Viewed from this perspective, both diet and exercise play important roles in weight loss. Wise dietary choices can reduce calorie intake while regular physical activity can increase the number of calories burned. Both situations can lead to weight loss. Short term, it is easier to eliminate calories through dietary changes than to burn the calories through exercise. For example, to burn 200 calories, you would have to jog about 2 miles. But, if you simply substitute a bottle of water for a medium-sized McDonald’s sugar-laden soda, you can save 200 calories.
Identify areas of your diet where calories can be eliminated without reducing portion size, taste or variety of foods. There are ways to cut calories even if you are consuming a healthy diet. For example, almonds are a nutritious, healthy, high protein snack, but they are also very high in calories. A cup of almonds munched while watching your favorite sitcom is roughly 700 to 800 calories. You would have to run 8 miles to burn off that many calories! Consider a cup of unbuttered popcorn, which contains fewer than 50 calories, as an alternative. You can save hundreds of calories with one simple decision. It pays dividends to read food labels carefully for calorie count, fat content and serving size in order to make informed dietary choices that are in your best interests. How you prepare foods, what toppings are used, how often you eat out and where you eat are all choices that affect the calorie count of meals. In the end, calories do count!
However, do not underestimate the benefits of regular exercise on weight loss and health in general. Expending an extra 100 calories every day—the equivalent of walking just 20 minutes—results in a fat loss of approximately 10 pounds over the course of a year, assuming you do not increase calorie intake.
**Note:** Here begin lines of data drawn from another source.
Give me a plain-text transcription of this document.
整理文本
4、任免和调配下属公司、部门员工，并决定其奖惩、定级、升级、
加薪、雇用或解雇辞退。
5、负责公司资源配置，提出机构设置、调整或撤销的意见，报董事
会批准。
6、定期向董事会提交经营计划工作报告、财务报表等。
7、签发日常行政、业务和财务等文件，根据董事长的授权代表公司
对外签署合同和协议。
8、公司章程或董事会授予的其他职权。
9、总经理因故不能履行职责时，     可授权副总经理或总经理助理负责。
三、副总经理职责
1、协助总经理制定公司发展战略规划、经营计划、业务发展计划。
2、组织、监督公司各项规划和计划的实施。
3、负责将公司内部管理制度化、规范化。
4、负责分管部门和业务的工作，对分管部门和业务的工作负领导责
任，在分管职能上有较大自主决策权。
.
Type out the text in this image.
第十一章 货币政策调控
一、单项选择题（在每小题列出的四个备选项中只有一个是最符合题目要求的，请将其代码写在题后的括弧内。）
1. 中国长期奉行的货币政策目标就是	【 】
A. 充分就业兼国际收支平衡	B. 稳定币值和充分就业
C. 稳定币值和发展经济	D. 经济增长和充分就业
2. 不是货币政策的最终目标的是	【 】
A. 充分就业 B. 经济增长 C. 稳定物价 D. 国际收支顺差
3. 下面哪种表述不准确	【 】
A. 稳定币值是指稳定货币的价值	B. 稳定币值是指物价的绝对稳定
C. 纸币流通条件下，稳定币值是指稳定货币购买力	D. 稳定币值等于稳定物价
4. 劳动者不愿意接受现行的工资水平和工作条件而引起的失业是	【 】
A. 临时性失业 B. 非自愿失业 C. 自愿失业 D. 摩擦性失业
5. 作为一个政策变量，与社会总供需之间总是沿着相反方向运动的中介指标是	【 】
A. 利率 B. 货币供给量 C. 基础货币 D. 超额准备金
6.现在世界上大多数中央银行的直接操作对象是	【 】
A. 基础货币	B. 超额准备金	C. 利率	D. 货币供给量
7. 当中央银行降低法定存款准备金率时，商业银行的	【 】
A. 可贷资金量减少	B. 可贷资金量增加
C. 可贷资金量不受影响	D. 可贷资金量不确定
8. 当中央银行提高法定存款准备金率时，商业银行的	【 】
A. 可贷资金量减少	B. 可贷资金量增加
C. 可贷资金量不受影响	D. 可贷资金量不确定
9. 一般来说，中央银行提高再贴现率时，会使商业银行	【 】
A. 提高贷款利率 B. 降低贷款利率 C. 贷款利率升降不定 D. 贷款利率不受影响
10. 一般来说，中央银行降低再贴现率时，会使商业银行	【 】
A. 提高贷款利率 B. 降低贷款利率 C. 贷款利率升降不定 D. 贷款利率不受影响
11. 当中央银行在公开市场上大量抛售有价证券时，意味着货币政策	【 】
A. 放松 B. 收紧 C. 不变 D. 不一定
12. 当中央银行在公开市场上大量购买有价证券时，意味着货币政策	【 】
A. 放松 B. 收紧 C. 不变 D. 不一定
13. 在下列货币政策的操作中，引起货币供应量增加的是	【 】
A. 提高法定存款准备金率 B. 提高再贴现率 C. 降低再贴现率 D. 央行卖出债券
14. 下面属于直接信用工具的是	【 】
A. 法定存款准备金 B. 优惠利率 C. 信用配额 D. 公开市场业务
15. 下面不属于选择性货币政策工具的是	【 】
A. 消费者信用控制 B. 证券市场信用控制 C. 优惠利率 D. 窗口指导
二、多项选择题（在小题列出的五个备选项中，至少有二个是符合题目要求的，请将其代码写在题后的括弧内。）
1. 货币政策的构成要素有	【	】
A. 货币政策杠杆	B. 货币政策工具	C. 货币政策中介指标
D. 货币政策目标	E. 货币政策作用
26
Adding muscle to your frame through weight (resistance) training can also help to speed fat loss. Because muscle tissue requires calories just to maintain itself, increasing muscle elevates your resting metabolic rate, burning additional calories even when at rest. This extra energy burn, although relatively small, can be the difference between gaining several pounds or maintaining normal weight over the course of a year.
Keep in mind that there are many good reasons to exercise other than merely burning calories. A significant body of evidence strongly suggests that regular physical activity, whether it be unstructured exercise or formal workouts, can prevent or at least delay the onset of many degenerative diseases. Heart disease, stroke, cancer, high blood pressure, obesity and diabetes have all been linked to a sedentary lifestyle. Pursuing an active lifestyle, even if you don’t lose all the weight you might like, can improve the quality of life.
In summary, diet and exercise work in concert to impact a person’s body weight. One without the other will not achieve the objective of permanent weight loss. In my opinion, it is not possible to exercise your way out of a poor diet. Likewise, a highly restrictive diet plan is difficult to maintain over the long haul. The key to successful long-term weight management is to adopt habits that eliminate needless calories and/or burn additional calories. In doing so, you can reap the positive benefits of a physically active lifestyle and, at the same time, achieve a healthy body weight.